The claim brought by the male prisoner, in which I was instructed, was based on Article 1 of Protocol 1 to the European Convention on Human Rights. This Article protects the right of every person to the “peaceful enjoyment of his possessions”.
The Judgment is complex and detailed and I will avoid boring readers by trying to summarise it all here. In short, the Judge concluded that the deductions from prisoners’ earnings should be regarded as a tax to be levied on them to secure funding to support the victims of crime. He found that the policy fell well within the State’s “margin of appreciation” to make social and economic judgments.
Prisoners in the open estate may be interested in Mr Justice Sales’ observations that “working outside a prison is entirely voluntary for a prisoner” and that “individual prisoners may be expected to make a cost benefit assessment in relation to their own particular situation when deciding whether to apply for and undertaking work outside a prison.”

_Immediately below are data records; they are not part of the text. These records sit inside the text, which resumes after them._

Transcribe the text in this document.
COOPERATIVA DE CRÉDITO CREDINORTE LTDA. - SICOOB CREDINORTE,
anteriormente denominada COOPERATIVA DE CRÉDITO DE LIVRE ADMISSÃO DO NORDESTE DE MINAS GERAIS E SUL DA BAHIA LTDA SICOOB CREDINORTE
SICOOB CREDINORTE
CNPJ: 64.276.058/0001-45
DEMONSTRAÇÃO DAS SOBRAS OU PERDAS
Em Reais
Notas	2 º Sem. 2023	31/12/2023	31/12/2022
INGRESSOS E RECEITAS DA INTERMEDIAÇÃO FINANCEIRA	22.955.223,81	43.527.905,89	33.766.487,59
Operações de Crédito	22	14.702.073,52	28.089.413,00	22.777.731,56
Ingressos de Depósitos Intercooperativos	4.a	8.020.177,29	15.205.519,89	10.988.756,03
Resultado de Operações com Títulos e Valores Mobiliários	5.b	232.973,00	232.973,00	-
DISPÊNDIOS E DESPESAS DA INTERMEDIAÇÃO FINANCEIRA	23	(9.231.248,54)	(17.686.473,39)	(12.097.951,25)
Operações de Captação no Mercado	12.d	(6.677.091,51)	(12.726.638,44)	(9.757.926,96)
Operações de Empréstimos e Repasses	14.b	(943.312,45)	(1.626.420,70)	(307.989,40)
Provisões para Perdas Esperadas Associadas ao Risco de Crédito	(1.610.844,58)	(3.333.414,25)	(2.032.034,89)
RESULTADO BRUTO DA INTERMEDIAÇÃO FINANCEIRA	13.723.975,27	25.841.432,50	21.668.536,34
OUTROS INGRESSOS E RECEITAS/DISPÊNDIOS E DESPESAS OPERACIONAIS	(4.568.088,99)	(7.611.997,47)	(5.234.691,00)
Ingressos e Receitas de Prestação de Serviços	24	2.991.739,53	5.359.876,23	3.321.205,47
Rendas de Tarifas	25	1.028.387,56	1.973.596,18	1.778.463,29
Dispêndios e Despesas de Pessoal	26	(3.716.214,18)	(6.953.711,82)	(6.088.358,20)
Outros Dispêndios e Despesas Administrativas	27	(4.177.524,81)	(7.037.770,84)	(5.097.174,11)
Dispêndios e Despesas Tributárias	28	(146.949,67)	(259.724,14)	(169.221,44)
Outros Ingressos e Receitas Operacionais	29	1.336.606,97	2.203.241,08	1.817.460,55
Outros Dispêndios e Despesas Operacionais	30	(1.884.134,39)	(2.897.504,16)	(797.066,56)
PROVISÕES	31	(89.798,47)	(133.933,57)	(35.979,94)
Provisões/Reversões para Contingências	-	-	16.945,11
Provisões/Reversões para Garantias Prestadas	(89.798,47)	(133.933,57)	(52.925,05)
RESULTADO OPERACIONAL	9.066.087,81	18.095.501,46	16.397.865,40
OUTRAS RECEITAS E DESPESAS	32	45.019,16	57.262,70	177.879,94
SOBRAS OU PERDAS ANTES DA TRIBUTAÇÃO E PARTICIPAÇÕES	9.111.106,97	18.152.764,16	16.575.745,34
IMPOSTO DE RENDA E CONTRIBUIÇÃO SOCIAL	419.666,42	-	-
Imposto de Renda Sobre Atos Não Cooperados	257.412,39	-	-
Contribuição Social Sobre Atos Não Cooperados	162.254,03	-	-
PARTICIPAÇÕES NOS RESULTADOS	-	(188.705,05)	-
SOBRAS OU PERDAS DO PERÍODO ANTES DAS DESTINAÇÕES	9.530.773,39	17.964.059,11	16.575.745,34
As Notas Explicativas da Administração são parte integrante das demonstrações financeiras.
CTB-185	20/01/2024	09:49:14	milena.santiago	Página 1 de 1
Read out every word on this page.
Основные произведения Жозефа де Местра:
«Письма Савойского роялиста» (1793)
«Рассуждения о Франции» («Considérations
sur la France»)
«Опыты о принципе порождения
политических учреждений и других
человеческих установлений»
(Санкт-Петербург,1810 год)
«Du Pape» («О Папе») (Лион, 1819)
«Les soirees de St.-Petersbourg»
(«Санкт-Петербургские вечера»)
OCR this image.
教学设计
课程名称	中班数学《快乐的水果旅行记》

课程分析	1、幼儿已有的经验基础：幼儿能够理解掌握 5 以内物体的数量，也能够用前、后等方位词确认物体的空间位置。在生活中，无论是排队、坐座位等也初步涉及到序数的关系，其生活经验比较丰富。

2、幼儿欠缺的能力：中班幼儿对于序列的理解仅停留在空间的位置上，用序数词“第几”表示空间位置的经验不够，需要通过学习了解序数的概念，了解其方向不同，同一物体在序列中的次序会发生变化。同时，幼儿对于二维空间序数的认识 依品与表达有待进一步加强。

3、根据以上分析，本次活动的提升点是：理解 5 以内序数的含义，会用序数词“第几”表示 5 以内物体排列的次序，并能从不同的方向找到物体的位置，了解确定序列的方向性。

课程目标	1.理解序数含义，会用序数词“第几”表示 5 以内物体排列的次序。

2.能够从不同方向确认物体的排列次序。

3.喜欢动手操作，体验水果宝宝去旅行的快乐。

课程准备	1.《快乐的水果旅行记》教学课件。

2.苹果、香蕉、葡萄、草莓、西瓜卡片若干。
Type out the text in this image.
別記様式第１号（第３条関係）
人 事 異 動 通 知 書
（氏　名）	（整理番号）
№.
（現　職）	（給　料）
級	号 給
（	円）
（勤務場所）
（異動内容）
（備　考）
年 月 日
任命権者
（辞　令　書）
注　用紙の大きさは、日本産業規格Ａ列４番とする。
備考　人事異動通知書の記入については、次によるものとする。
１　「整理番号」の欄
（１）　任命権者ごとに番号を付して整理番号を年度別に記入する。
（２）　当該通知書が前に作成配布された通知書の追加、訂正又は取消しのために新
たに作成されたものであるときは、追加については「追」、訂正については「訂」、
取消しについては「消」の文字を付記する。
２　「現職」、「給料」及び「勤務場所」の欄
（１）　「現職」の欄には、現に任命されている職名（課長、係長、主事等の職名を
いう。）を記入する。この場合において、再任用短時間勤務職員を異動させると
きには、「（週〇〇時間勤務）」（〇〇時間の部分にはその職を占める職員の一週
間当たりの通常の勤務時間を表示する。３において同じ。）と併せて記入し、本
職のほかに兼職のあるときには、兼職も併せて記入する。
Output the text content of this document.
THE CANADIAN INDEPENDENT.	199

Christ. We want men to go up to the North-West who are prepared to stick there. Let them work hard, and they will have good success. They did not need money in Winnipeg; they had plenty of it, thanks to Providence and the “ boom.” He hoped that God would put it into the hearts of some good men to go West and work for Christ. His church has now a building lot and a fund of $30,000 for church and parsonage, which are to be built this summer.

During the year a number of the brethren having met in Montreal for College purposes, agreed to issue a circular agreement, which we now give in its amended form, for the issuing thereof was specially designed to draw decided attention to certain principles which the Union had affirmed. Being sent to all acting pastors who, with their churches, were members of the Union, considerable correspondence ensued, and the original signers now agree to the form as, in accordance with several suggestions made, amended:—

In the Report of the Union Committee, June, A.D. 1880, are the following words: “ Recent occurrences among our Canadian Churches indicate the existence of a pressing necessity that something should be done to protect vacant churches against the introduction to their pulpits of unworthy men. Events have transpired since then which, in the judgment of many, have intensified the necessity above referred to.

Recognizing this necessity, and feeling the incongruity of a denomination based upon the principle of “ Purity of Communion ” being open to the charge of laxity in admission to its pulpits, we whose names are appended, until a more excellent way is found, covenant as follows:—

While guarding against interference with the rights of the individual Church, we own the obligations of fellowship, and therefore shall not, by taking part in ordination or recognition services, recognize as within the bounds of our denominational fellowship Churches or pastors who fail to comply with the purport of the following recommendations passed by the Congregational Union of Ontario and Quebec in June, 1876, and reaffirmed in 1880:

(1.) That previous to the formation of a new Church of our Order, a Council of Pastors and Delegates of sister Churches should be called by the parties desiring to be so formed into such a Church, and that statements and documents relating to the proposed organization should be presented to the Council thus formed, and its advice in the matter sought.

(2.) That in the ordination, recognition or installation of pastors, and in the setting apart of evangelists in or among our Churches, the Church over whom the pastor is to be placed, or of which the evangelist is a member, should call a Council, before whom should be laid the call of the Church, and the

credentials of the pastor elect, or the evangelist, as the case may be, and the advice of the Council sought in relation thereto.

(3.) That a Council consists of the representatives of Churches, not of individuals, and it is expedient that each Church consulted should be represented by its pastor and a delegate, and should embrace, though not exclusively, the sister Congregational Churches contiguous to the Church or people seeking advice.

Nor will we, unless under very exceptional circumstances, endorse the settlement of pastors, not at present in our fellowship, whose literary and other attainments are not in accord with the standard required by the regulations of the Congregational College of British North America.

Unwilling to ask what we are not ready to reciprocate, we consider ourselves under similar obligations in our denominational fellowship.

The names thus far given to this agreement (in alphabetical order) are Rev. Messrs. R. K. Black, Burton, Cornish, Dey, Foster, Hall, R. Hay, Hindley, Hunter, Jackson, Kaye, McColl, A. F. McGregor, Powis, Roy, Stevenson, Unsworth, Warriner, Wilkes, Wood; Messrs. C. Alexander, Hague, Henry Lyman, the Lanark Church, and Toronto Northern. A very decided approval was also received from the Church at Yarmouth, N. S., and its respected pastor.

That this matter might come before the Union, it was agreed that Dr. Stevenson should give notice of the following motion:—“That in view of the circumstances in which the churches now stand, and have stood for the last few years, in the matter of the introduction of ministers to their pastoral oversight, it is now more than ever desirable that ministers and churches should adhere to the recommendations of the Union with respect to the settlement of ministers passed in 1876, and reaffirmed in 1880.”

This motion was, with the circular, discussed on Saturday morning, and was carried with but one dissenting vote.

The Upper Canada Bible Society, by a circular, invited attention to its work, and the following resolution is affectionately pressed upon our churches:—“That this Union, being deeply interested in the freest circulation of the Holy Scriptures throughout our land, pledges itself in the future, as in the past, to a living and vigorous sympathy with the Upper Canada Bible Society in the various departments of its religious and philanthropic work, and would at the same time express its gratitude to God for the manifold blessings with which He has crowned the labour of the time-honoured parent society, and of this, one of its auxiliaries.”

I am aware from numerous conversations with many prisoners in open conditions that the situation is not quite as clear cut as that. Several prisoners told me that they had been told that they would lose privileges and would be at risk of being moved back to closed conditions if they refused to work.
This judgment implies that any prisoner who is told that taking up paid work in the community is compulsory can point out that it is not. Any decision to move a prisoner out of open conditions because he will not do paid work in the community is likely to be unlawful.
The really disappointing aspect of this judgment is that it did not really deal at all with the likely impact on the resettlement prospects of prisoners in open prison conditions who are preparing for their release.
Inside Time readers will know that almost all prisoners need to save for accommodation and other resettlement costs for after their release from prison. Many wish to begin providing for their families and to re-establish their family links. The policy which has been introduced does not make any allowance for these costs.
There is already evidence that one of the results of this policy is that prisoners are not taking up the opportunity to work in the community. Prisoners who do continue to take up paid work will be deprived of the chance to save very much at all to support their families or to prepare for their release.
Prisoners who are released after long sentences have a much better chance of resettling into the community and not reoffending if they have a job, somewhere stable to live and strong family relationships.
Another worrying aspect of this case is that the Legal Services Commission (who are in charge of legal aid decisions) confirmed after the hearing had taken place that they could not take account of the levy deductions when deciding if a prisoner is financially eligible for public funding.
This could now mean that the Legal Services Commission will now try to make the claimant pay for a large chunk of the legal costs in the case. It has also meant that there is no claimant to pursue an appeal against the judgment affecting the male prisoners.
The present government claims to be committed to rehabilitation and effective resettlement for prisoners. This policy flies in the face of these goals. Even though the levy has been held to be lawful, it does not mean that it is a good idea.
When Kenneth Clarke has finished being delighted about this judgment perhaps he might take the time to reflect on that?